- Origin: Pittsburgh, Pennsylvania, U.S.
- Genres: Garage rock
- Years active: 1983–1994; 2002–present
- Label: Get Hip Records
- Members: Gregg Kostelich Michael Kastelic
- Past members: Becky Smith Bill von Hagen Amy Mathesius Max Terasauro Pam Reyner Steve Magee Kris Kasperowski Mike Kolesar Mike Quinlan Mark Keresmann Mike Michalski Dave Vucenich Richard Schnapp Smith Hutchings Thomas Hohn

= The Cynics =

American garage rock band

The Cynics are an American garage rock band from Pittsburgh, Pennsylvania. The band, at the time consisting of guitarist Gregg Kostelich, drummer Bill Von Hagen, vocalist Michael Kastelic who joined in 1985, bass player Steve Magee, and keyboardist Becky Smith (later founder of New York City's Bellwether gallery), debuted with their first album, Blue Train Station in 1986. Many of their songs "carry the torch" for other favorite bands as cover songs or tributes. They underwent a number of lineup changes culminating in 1989's Rock and Roll album. They formed their own independent record label called Get Hip Records in 1986.

They suffered an eight-year break up after the release of Get Our Way but returned in 2002 with the release of Living Is the Best Revenge.
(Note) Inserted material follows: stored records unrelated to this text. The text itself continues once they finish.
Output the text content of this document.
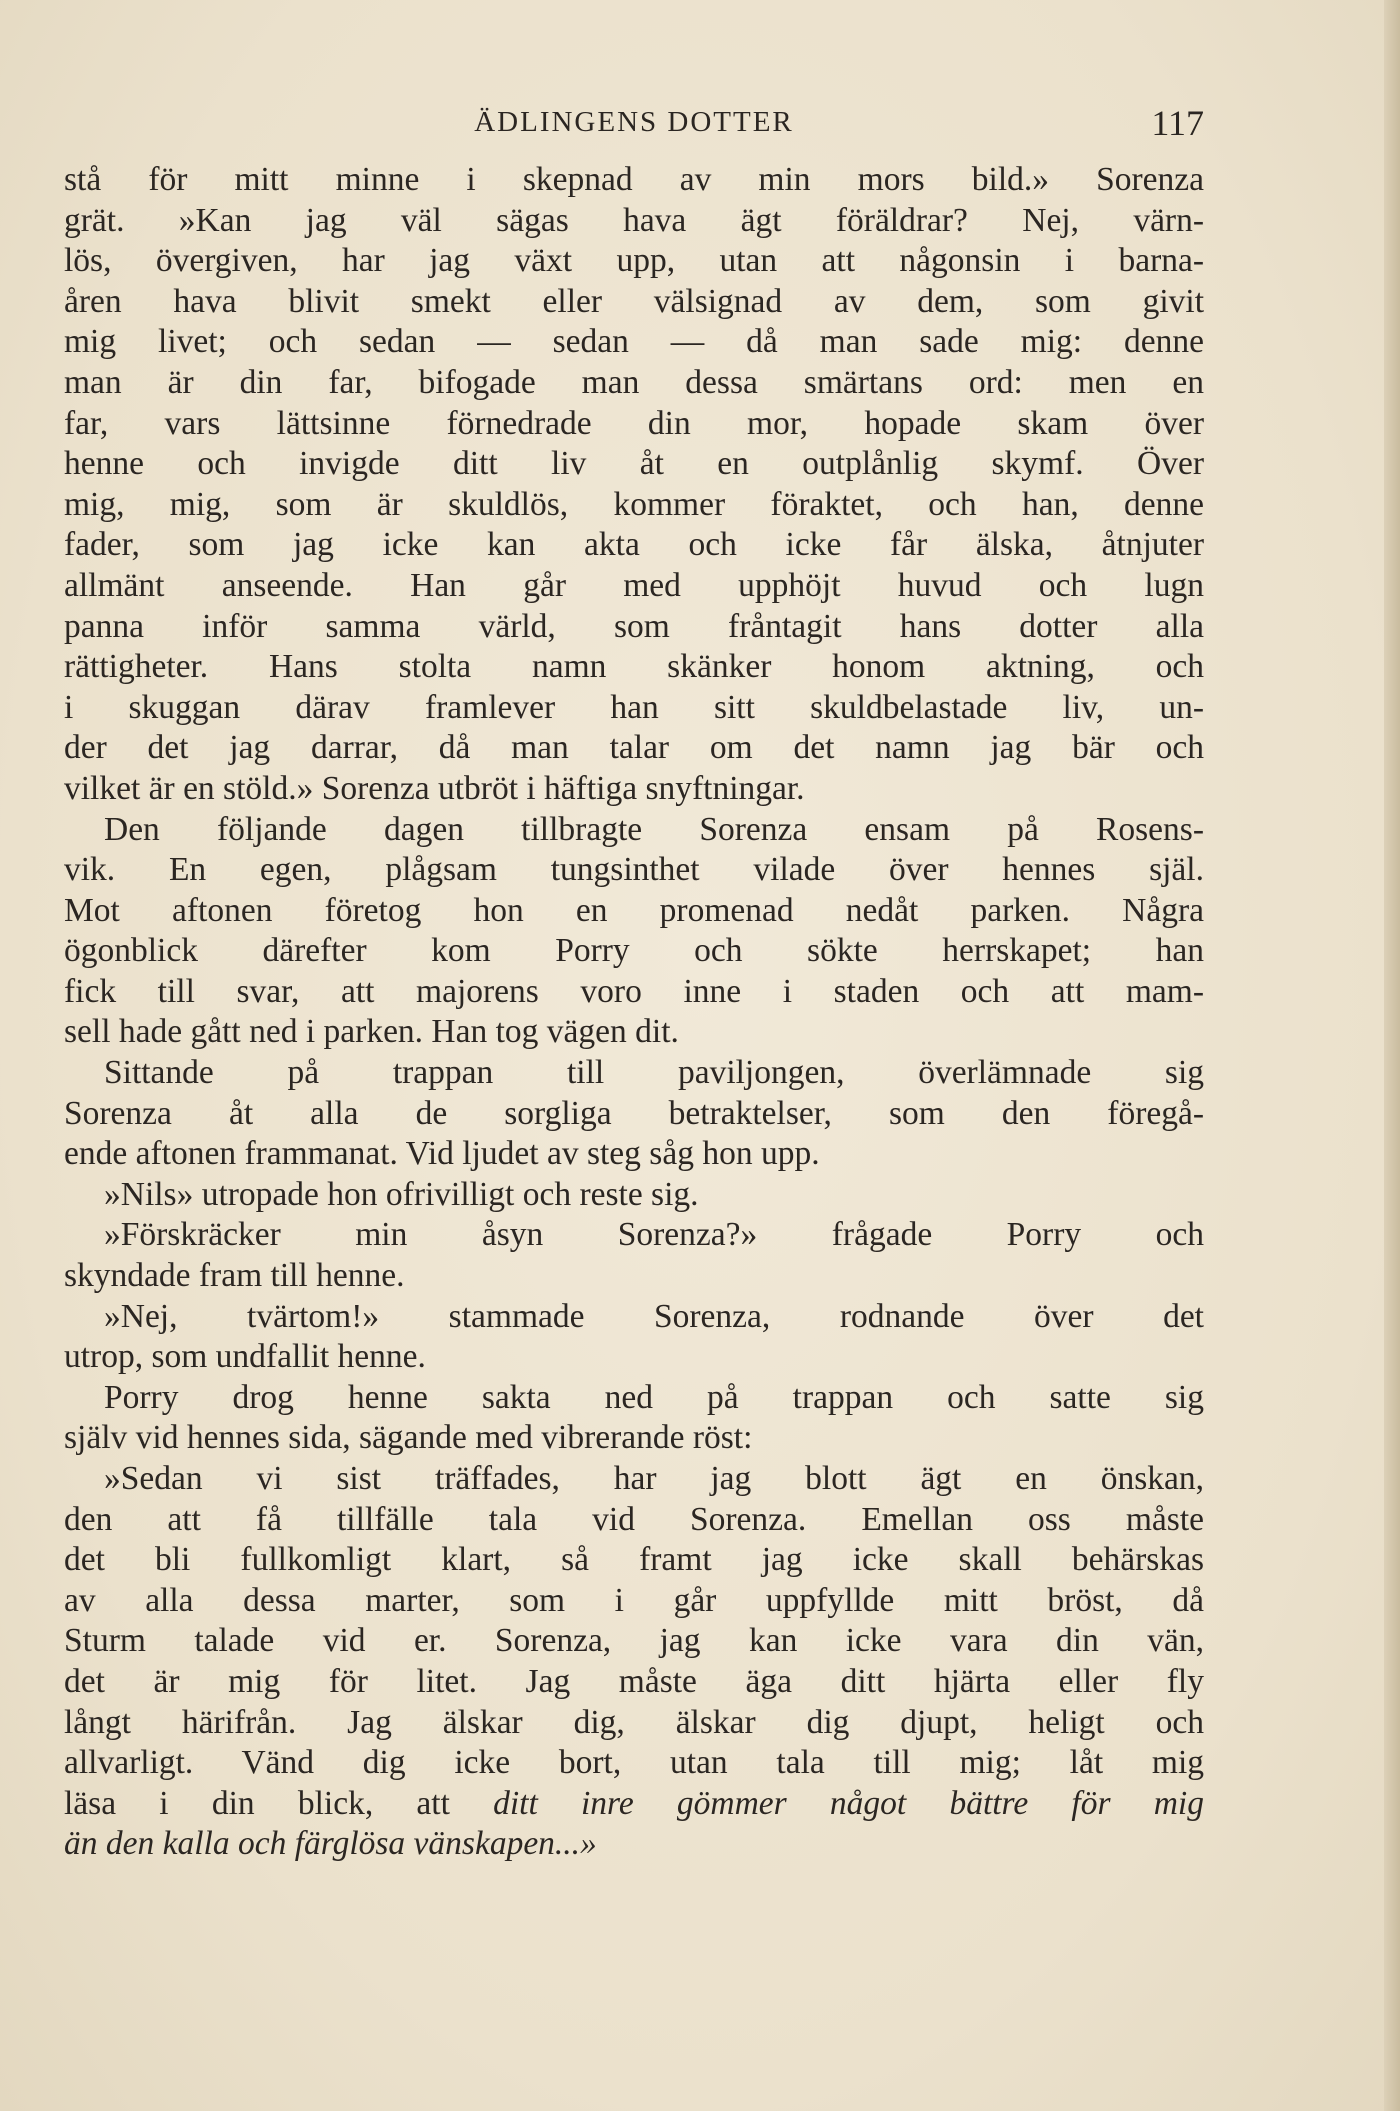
ÄDLINGENS DOTTER	117
stå för mitt minne i skepnad av min mors bild.» Sorenza
grät. »Kan jag väl sägas hava ägt föräldrar? Nej, värn-
lös, övergiven, har jag växt upp, utan att någonsin i barna-
åren hava blivit smekt eller välsignad av dem, som givit
mig livet; och sedan — sedan — då man sade mig: denne
man är din far, bifogade man dessa smärtans ord: men en
far, vars lättsinne förnedrade din mor, hopade skam över
henne och invigde ditt liv åt en outplånlig skymf. Över
mig, mig, som är skuldlös, kommer föraktet, och han, denne
fader, som jag icke kan akta och icke får älska, åtnjuter
allmänt anseende. Han går med upphöjt huvud och lugn
panna inför samma värld, som fråntagit hans dotter alla
rättigheter. Hans stolta namn skänker honom aktning, och
i skuggan därav framlever han sitt skuldbelastade liv, un-
der det jag darrar, då man talar om det namn jag bär och
vilket är en stöld.» Sorenza utbröt i häftiga snyftningar.
Den följande dagen tillbragte Sorenza ensam på Rosens-
vik. En egen, plågsam tungsinthet vilade över hennes själ.
Mot aftonen företog hon en promenad nedåt parken. Några
ögonblick därefter kom Porry och sökte herrskapet; han
fick till svar, att majorens voro inne i staden och att mam-
sell hade gått ned i parken. Han tog vägen dit.
Sittande på trappan till paviljongen, överlämnade sig
Sorenza åt alla de sorgliga betraktelser, som den föregå-
ende aftonen frammanat. Vid ljudet av steg såg hon upp.
»Nils» utropade hon ofrivilligt och reste sig.
»Förskräcker min åsyn Sorenza?» frågade Porry och
skyndade fram till henne.
»Nej, tvärtom!» stammade Sorenza, rodnande över det
utrop, som undfallit henne.
Porry drog henne sakta ned på trappan och satte sig
själv vid hennes sida, sägande med vibrerande röst:
»Sedan vi sist träffades, har jag blott ägt en önskan,
den att få tillfälle tala vid Sorenza. Emellan oss måste
det bli fullkomligt klart, så framt jag icke skall behärskas
av alla dessa marter, som i går uppfyllde mitt bröst, då
Sturm talade vid er. Sorenza, jag kan icke vara din vän,
det är mig för litet. Jag måste äga ditt hjärta eller fly
långt härifrån. Jag älskar dig, älskar dig djupt, heligt och
allvarligt. Vänd dig icke bort, utan tala till mig; låt mig
läsa i din blick, att ditt inre gömmer något bättre för mig
än den kalla och färglösa vänskapen...»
The release of their 2007 album Here We Are was accompanied with a European tour.

The band's sound is influenced by 1960s garage rock.

== Members ==
- Gregg Kostelich - Guitar (1983–1994; 2002–present)
- Michael Kastelic - Lead vocals, percussion (1985–1994; 2002–present)
- Pablo González "Pibli" - Drums (2008–present)
- Angel Kaplan - Bass guitar (2008–present)

=== Past members ===
- Mark Keresmann - Lead vocals (1983-1985)
- Becky Smith - Keyboard (1986–1988)
- Bill von Hagen - Drums (1983–1987, 1988)
- Mike Kolesar - Drums (1987–1988, 1988–1989)
- Mike Quinlan - Drums (1988, 1991)
- Amy Mathesius - Bass (1985–1986)
- Max Terasauro - Drums (1993–1994)
- Pam Reyner - Bass (1983–1984)
- Steve Magee - Bass (1986–1990)
- Kris Kasperowski - Bass (1990–1992)
- Mike Michalski - Bass (1992–1994)
- Dave Vucenich - Bass, backing vocals (1993–1994)
- Richard Schnapp - Guitar (1985)
- Smith Hutchings - Bass (2002)
- Thomas Hohn - Drums (1989–1991; 2002)
- Jack "Jackie Robin" Schmitt - Drums (1991 European tour) (2004-2005)

== Discography ==

=== Albums ===
- Blue Train Station (1986)
- Twelve Flights Up (1988) - reissue as Sixteen Flights Up (2000)
- Rock 'n' Roll (1989)
- Learn to Lose (1993)
- Get Our Way (1994)
- Living is the Best Revenge (2002)
- Here We Are (2007)
- Spinning Wheel Motel (2011)

=== Singles ===
- Painted My Heart/Sweet Young Thing (1984)
- No Place to Hide/Hard Times (1985)
- Lying All The Time/Summer's Gone (1986)
- '69/Friday Night (1986 - Fan Club)
- No Way/Dancing On The Walls (1987)
- I'm In Pittsburgh and It's Raining/Smoke Rings (1988 - Fan Club)
- I Don't Need You/Girl, You're On My Mind (1990)
- Buick Mackane/Born to Lose (1991)
- Right Here With You/Learn to Lose (1992)
- I Live Alone/Hand In Hand (1993)

=== Live ===
- No Siesta Tonight (Live in Madrid) (1994)

== Reception ==
Scott Mervis of the Pittsburgh Post-Gazette said "Here We Are might be best of the Cynics' seven records, and USA Today has already called it "one of the best neo-garage-rock albums in years." Entertainment Weekly called them "gnarly, sweaty, raucous, and brimming with snotty attitude". In reference to the band's first two albums, Blue Train Station and Twelve Flights Up, Trouser Press said they were packed with "surefooted atmosphere and excitement".